With AlphaFold, DeepMind is effectively attempting to replacephysical and biological models of protein folding with a machine learning model. Yes, AlphaFold performed far better than any previous models. But to what extent can we actually trust AlphaFold’s predictions on new proteins? In other words, how well does AlphaFold generalize? 

Well, we don’t really know. Of the millions of proteins we have already found, AlphaFold was trained on the tiny fraction whose structures have been measured. The test set was even smaller still. Even if AlphaFold had perfectly predicted every test protein – which it didn’t – I’d still bet on nature’s ingenuity. 

Of course, any theory, when faced with new observations, must wrestle with the same questions. If theory and observations disagree, the theory must be modified or replaced entirely. But with machine learning models, where the assumptions are hidden, it often isn’t clear where the model is breaking down.


By playing against AlphaGo time after time, researchers have begun to gain insights into how the AI “thinks”. And human Go players have taken inspiration from AlphaGo in their own strategies. In just a few years, the AI has already given us tremendous insights into the game of Go, strategy more generally, and what it means to be creative.

“Solving” a scientific theory is a far higher bar than besting the best human at a game. 

It’s quite possible that artificial intelligence helps us to achieve this goal; to find the right language.
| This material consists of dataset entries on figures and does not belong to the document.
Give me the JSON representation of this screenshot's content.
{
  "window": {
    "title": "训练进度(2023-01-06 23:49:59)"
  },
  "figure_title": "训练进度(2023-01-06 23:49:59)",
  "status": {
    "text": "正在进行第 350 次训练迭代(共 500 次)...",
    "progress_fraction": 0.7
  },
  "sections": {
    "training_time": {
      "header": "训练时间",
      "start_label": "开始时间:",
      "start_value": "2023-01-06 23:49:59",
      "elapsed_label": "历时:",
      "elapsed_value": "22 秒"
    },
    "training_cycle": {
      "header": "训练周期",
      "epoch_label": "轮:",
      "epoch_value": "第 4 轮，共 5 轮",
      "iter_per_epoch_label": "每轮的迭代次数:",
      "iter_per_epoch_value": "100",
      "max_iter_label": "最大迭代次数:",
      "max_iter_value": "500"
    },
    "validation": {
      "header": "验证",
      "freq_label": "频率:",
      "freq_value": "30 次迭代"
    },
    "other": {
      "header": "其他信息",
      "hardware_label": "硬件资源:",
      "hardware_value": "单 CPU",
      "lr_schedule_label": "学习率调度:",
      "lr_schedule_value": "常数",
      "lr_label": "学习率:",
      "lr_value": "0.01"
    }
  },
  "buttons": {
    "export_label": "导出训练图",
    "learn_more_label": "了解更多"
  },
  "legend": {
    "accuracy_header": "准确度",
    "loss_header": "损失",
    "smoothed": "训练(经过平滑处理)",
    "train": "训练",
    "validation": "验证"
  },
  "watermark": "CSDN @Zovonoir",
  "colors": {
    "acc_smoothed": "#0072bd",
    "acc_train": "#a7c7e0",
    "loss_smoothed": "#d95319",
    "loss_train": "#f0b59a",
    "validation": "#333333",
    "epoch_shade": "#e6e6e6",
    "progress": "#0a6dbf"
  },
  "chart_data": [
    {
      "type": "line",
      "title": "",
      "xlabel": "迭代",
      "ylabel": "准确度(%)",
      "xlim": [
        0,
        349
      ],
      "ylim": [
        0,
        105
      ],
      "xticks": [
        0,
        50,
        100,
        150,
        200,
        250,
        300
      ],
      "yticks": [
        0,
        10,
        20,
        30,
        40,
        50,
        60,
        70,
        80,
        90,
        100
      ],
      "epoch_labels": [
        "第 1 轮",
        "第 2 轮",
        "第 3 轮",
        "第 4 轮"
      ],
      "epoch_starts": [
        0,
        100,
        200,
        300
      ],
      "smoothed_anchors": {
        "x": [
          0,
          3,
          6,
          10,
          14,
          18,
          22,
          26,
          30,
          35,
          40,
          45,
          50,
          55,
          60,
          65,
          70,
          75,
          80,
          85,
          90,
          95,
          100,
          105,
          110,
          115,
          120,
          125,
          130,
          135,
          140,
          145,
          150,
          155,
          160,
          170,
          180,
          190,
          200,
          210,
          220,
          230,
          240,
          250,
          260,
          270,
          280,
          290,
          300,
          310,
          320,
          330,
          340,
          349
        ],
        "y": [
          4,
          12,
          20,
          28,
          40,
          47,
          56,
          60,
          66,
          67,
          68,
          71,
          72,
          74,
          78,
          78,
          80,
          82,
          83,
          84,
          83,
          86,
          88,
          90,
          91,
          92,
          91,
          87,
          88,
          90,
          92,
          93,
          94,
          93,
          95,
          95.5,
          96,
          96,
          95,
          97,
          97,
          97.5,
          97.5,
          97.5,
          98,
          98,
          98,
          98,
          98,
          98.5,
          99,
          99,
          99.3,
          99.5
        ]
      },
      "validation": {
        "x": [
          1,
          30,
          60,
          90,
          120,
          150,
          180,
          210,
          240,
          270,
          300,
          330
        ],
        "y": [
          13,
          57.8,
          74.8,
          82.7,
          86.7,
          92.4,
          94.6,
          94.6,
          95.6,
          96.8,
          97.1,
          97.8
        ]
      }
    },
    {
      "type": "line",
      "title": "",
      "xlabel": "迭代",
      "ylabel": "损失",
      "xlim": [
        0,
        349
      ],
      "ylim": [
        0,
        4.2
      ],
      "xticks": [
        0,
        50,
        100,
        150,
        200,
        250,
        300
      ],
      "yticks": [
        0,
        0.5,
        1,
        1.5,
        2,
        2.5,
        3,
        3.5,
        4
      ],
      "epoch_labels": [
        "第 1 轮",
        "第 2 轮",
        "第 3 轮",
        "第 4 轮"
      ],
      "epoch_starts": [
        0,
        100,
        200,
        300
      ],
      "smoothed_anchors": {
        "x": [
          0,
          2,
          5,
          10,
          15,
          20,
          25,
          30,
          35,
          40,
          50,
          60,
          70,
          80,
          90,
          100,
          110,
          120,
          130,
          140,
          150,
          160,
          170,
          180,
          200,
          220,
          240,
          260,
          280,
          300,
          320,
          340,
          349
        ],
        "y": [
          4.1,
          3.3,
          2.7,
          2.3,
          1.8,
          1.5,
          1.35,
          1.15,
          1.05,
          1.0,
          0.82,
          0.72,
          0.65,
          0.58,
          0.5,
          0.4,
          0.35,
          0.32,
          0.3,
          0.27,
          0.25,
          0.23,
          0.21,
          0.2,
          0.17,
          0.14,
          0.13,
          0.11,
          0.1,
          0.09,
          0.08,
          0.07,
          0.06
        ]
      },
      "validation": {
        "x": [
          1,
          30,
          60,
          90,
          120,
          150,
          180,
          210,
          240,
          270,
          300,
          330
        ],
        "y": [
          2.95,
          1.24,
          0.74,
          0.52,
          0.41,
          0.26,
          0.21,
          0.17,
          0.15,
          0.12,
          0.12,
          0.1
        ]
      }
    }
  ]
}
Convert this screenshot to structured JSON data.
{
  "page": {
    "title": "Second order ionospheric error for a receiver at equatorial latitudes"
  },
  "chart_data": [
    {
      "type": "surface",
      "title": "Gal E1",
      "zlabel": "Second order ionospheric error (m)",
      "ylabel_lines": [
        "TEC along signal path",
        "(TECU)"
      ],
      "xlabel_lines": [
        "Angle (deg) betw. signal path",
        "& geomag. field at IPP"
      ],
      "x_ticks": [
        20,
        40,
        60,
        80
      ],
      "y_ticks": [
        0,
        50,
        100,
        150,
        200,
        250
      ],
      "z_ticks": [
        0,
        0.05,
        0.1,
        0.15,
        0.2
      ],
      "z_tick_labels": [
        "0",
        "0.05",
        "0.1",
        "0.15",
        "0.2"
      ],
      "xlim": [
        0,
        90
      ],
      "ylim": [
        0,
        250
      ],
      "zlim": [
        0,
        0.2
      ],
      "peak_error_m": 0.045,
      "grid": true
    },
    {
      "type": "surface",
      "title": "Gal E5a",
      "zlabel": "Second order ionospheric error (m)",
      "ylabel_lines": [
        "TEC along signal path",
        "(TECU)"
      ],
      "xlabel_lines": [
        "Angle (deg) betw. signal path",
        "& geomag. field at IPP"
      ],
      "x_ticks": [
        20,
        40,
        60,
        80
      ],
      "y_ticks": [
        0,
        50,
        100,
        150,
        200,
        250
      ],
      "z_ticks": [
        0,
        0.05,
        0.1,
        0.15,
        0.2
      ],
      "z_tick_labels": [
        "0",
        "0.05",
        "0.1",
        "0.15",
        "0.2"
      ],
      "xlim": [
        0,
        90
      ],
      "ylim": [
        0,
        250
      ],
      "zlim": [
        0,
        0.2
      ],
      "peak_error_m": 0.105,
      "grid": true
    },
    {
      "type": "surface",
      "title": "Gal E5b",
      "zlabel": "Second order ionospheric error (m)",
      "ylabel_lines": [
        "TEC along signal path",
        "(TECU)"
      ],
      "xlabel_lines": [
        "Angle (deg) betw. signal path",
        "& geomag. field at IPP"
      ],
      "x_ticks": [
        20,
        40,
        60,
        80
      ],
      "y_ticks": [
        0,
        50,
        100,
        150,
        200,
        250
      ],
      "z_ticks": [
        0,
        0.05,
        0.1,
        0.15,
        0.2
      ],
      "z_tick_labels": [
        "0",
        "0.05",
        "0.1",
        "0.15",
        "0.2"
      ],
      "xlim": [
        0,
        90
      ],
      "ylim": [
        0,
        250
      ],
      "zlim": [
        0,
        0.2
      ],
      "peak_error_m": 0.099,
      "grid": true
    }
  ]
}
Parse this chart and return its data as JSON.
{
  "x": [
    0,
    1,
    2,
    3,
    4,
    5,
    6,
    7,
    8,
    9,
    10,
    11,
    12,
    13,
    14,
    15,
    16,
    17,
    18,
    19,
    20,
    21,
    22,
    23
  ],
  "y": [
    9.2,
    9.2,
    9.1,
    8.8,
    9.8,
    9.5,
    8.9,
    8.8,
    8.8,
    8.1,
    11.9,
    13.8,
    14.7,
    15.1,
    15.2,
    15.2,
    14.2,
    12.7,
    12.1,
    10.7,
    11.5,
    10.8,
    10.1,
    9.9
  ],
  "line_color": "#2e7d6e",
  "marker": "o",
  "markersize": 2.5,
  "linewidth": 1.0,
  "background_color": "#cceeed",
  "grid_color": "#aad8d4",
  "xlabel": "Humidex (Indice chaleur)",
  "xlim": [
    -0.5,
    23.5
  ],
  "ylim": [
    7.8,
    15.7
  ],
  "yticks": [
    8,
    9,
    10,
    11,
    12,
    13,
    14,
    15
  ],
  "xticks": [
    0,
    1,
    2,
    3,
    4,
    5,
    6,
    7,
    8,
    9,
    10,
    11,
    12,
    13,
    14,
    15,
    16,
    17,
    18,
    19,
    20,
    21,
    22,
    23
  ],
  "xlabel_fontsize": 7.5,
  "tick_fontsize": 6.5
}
But we need to work on extracting insights from our machine learning models, and interpreting the models we build.

Even if AlphaFold never improves beyond its current state, it will still prove useful in medical research; at the bare minimum, it will allow biologists to take coarser measurements in the lab (reducing time and money spent), and use AlphaFold to iron out the fine structure. More optimistically, we can envision a future in which humans with with AlphaFold to discover the rules of protein folding.

AlphaFold is not a solution to the protein folding problem, but it is absolutely a breakthrough. Any machine learning based approach to science will need to address practical and philosophical challenges. For now, we should appreciate DeepMind’s colossal step forward, and we should prepare for unprecedented progress in the near future. This is only the beginning.